EL MURO DE TRUMP. Por Antonio Parra García.
La frontera entre Estados Unidos y México separa dos países distintos. Muchos economistas han subrayado la diferencia del bienestar entre El Paso y Ciudad Juárez, que han explicado por razones sociales y legales. Los mexicanos de la segunda localidad padecen una espantosa inseguridad y unos niveles de marginación considerables.
La República de México, tan lejana de Dios y tan cercana a los Estados Unidos según Porfirio Díaz, se ha esforzado durante décadas por acercarse al nivel de vida de la opulenta América del Norte y distanciarse de la pobreza de la del Sur. Ha suscrito también con Canadá importantes acuerdos de comercio, que según algunos visionarios podían haber dado la réplica en el Hemisferio Occidental a la Unión Europea. Sin embargo, los mexicanos no han conseguido superar sus importantes problemas de pobreza y muchos de ellos han optado desde hace décadas por la inmigración ilegal, erizada de todo tipo de dificultades, la de los espaldas mojadas. Los rigores del desierto y las redes de la delincuencia han segado los sueños de muchos de ellos.
Al otro lado del río Grande varios grupos de estadounidenses formaron patrullas o unidades paramilitares para frenarlos. Como el flujo no se ha detenido, algunas voces clamaron por la construcción de un muro frente a México, una idea que ha retomado con fuerza el candidato a la presidencia de Estados Unidos Donald Trump, que no cuenta con el respaldo de muchos republicanos, descontentos con su populismo nacionalista.

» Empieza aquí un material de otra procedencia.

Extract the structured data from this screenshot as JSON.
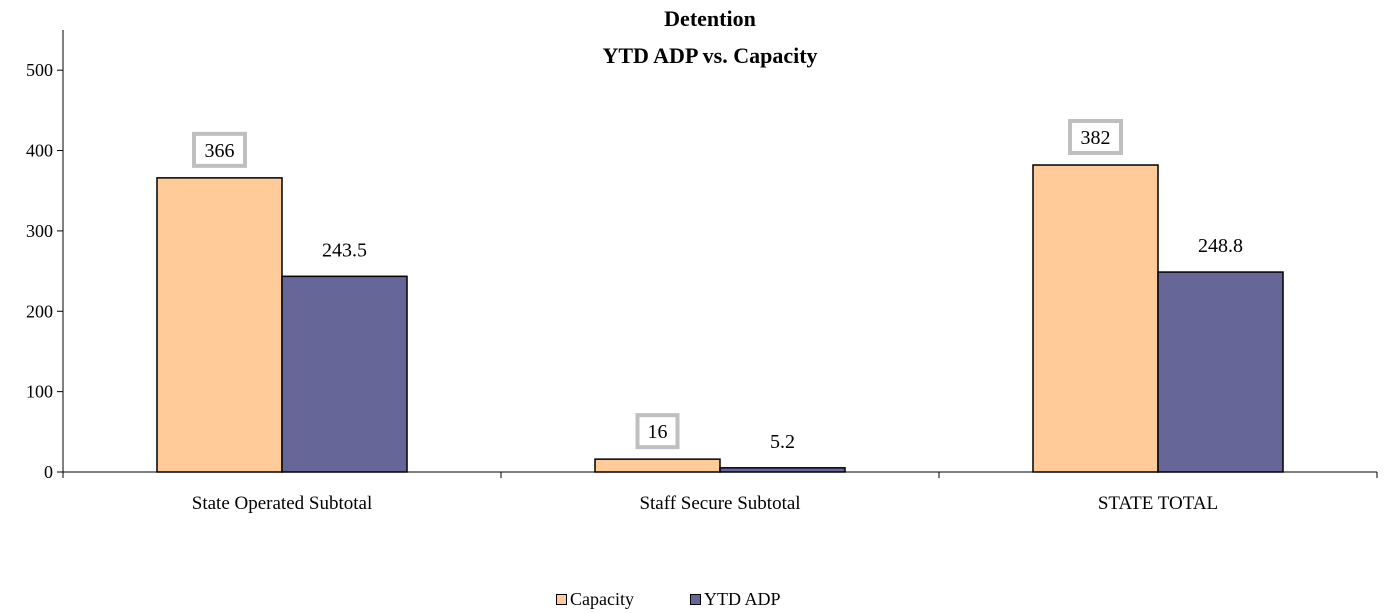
{
  "chart_data": {
    "type": "bar",
    "title": [
      "Detention",
      "YTD ADP vs. Capacity"
    ],
    "categories": [
      "State Operated Subtotal",
      "Staff Secure Subtotal",
      "STATE TOTAL"
    ],
    "series": [
      {
        "name": "Capacity",
        "values": [
          366,
          16,
          382
        ],
        "labels": [
          "366",
          "16",
          "382"
        ],
        "color": "#FFCC99",
        "label_boxed": true
      },
      {
        "name": "YTD ADP",
        "values": [
          243.5,
          5.2,
          248.8
        ],
        "labels": [
          "243.5",
          "5.2",
          "248.8"
        ],
        "color": "#666699",
        "label_boxed": false
      }
    ],
    "ylim": [
      0,
      550
    ],
    "yticks": [
      0,
      100,
      200,
      300,
      400,
      500
    ],
    "grid": false,
    "legend": "bottom-center",
    "label_box_color": "#BFBFBF"
  }
}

Con una frontera con más de 3.000 kilómetros de extensión, la idea del muro se antoja un disparate de primer orden por caro e ineficaz. Las murallas chinas nunca han servido para detener a los bárbaros y sí para demostrar la arrogancia del emperador. A Trump, un provocador nato, no parece importarle, máxime cuando se autoerige en el verdadero representante del espíritu americano.
Su intransigencia conecta con una clara tendencia anti-hispánica de la América anglosajona, que se remonta a los tiempos de la colonización. Los papistas debían ser aniquilados para conseguir la Nueva Jerusalén, una idea que a su modo heredaron de Inglaterra los Estados Unidos, empeñados en aniquilar el imperio de los hidalgos españoles desde el interior del continente al golfo de México. Los mexicanos lo pagaron muy caro en 1848, cuando perdieron la mitad de su territorio. Más recientemente Margaret Thatcher abominó de la difusión del idioma español en unos Estados Unidos amenazados con perder su “verdadera” identidad.
Los mitos nacionalistas acostumbran a parecerse poco a la realidad histórica, pues muchos elementos que se consideran consustanciales de la identidad estadounidense proceden de una frontera mestiza, la de la Nueva España. Allí se difundieron las manadas de caballos, que cambiaron la forma de vida de los pueblos amerindios. En sus vastas extensiones crecieron no sin dificultades los ranchos, donde se aquilató la manera de ser de los vaqueros en todos los aspectos. Cuando los Estados Unidos tomaron posesión legal de estas tierras se encontraron con localidades fundadas por los españoles donde vivían muchos mexicanos, que facilitaron el asentamiento de colonos de otras procedencias. Los tratos entre estadounidenses y pueblos como los indómitos apaches se acostumbraron a hacerse en lengua española, que ofreció uno de los nombres más temidos de toda la frontera, el de Jerónimo. El sagaz Jefferson recomendó el aprendizaje del español a las gentes de la joven república anglo-americana para promover sus relaciones comerciales.
Frente a la creatividad de un padre fundador como Jefferson Trump representa la cerrazón de un político nacionalista que confunde el respeto con la mala educación. Los caminos hacia la grandeza nacional de esta clase de salvadores no terminan en buen puerto.